I've been reading up on pregnancy and what to expect, looking at baby names, and even started shopping and working on my baby registry. All of which is so fun, but hasn't helped make it feel like a life is actually forming inside of me. My sister said it won't feel real until I hear the heartbeat at my first ultrasound, and then again when I start feeling the baby kick. 

I'm also starting to feel anxious about telling friends. I don't know that anyone will truly understand my decision to become a solo mom. All of my friends have started families in a very traditional manner. I know they will support me and be excited, but deep down I am still worried about them feeling pity for me. Or wondering why I didn't just try to wait a little longer. I've been working hard to try and let go of what people think, but those little inklings still exist. 

I've been feeling pretty good so far. I'm tired but it's hard for me to tell what level of that tiredness is pregnancy related. My boobs are starting to feel a little sore, but not bothersome at all. And I have mild cramps on and off.
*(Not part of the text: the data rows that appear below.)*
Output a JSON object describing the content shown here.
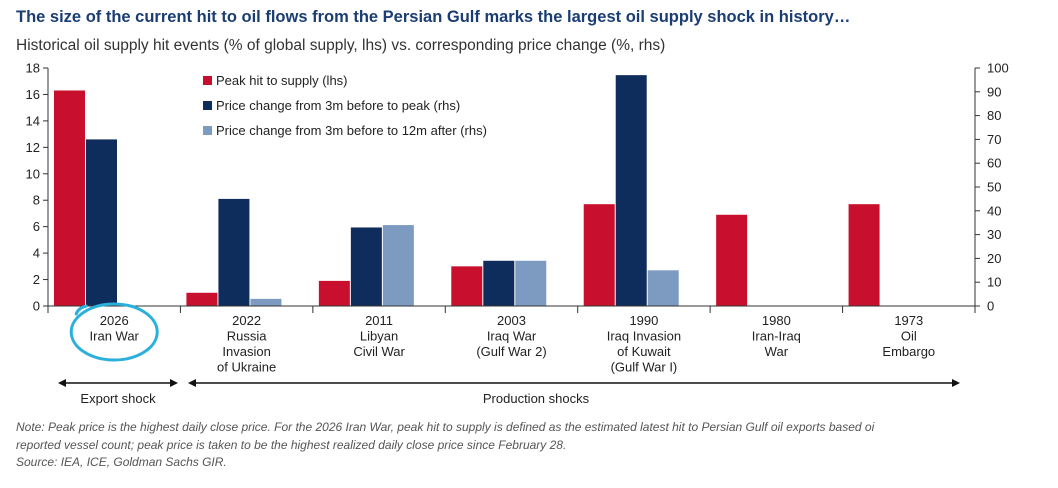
{
  "title": "The size of the current hit to oil flows from the Persian Gulf marks the largest oil supply shock in history…",
  "subtitle": "Historical oil supply hit events (% of global supply, lhs) vs. corresponding price change (%, rhs)",
  "chart_data": {
    "type": "bar",
    "categories": [
      [
        "2026",
        "Iran War"
      ],
      [
        "2022",
        "Russia",
        "Invasion",
        "of Ukraine"
      ],
      [
        "2011",
        "Libyan",
        "Civil War"
      ],
      [
        "2003",
        "Iraq War",
        "(Gulf War 2)"
      ],
      [
        "1990",
        "Iraq Invasion",
        "of Kuwait",
        "(Gulf War I)"
      ],
      [
        "1980",
        "Iran-Iraq",
        "War"
      ],
      [
        "1973",
        "Oil",
        "Embargo"
      ]
    ],
    "series": [
      {
        "name": "Peak hit to supply (lhs)",
        "axis": "left",
        "color": "#c8102e",
        "values": [
          16.3,
          1.0,
          1.9,
          3.0,
          7.7,
          6.9,
          7.7
        ]
      },
      {
        "name": "Price change from 3m before to peak (rhs)",
        "axis": "right",
        "color": "#0f2d5c",
        "values": [
          70,
          45,
          33,
          19,
          97,
          null,
          null
        ]
      },
      {
        "name": "Price change from 3m before to 12m after (rhs)",
        "axis": "right",
        "color": "#7d9bc1",
        "values": [
          null,
          3,
          34,
          19,
          15,
          null,
          null
        ]
      }
    ],
    "left_axis": {
      "min": 0,
      "max": 18,
      "ticks": [
        0,
        2,
        4,
        6,
        8,
        10,
        12,
        14,
        16,
        18
      ]
    },
    "right_axis": {
      "min": 0,
      "max": 100,
      "ticks": [
        0,
        10,
        20,
        30,
        40,
        50,
        60,
        70,
        80,
        90,
        100
      ]
    },
    "legend_position": "top-left",
    "highlighted_category": "2026 Iran War",
    "highlight_color": "#2bb0dc",
    "groupings": [
      {
        "label": "Export shock",
        "from": 0,
        "to": 0
      },
      {
        "label": "Production shocks",
        "from": 1,
        "to": 6
      }
    ]
  },
  "note_lines": [
    "Note: Peak price is the highest daily close price. For the 2026 Iran War, peak hit to supply is defined as the estimated latest hit to Persian Gulf oil exports based oi",
    "reported vessel count; peak price is taken to be the highest realized daily close price since February 28.",
    "Source: IEA, ICE, Goldman Sachs GIR."
  ]
}
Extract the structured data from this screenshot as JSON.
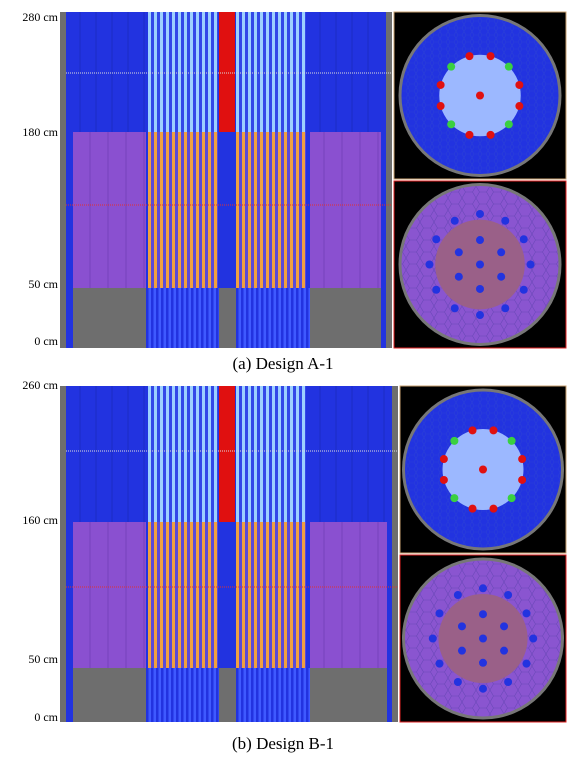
{
  "panels": [
    {
      "height_labels": [
        "280 cm",
        "180 cm",
        "50 cm",
        "0 cm"
      ],
      "caption": "(a) Design A-1"
    },
    {
      "height_labels": [
        "260 cm",
        "160 cm",
        "50 cm",
        "0 cm"
      ],
      "caption": "(b) Design B-1"
    }
  ]
}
But by far the worst thing I am dealing with is the progesterone in oil shots. At first, they felt just like every other IVF shot I've become so used to administering - once I got over the huge needle that is. But now, the pain level at my injection sites is almost unbearable. Every time I roll over in bed, I let out a yelp. Thank god I can sleep on my stomach still in my first trimester, because I don't know how much sleep I'd be getting otherwise!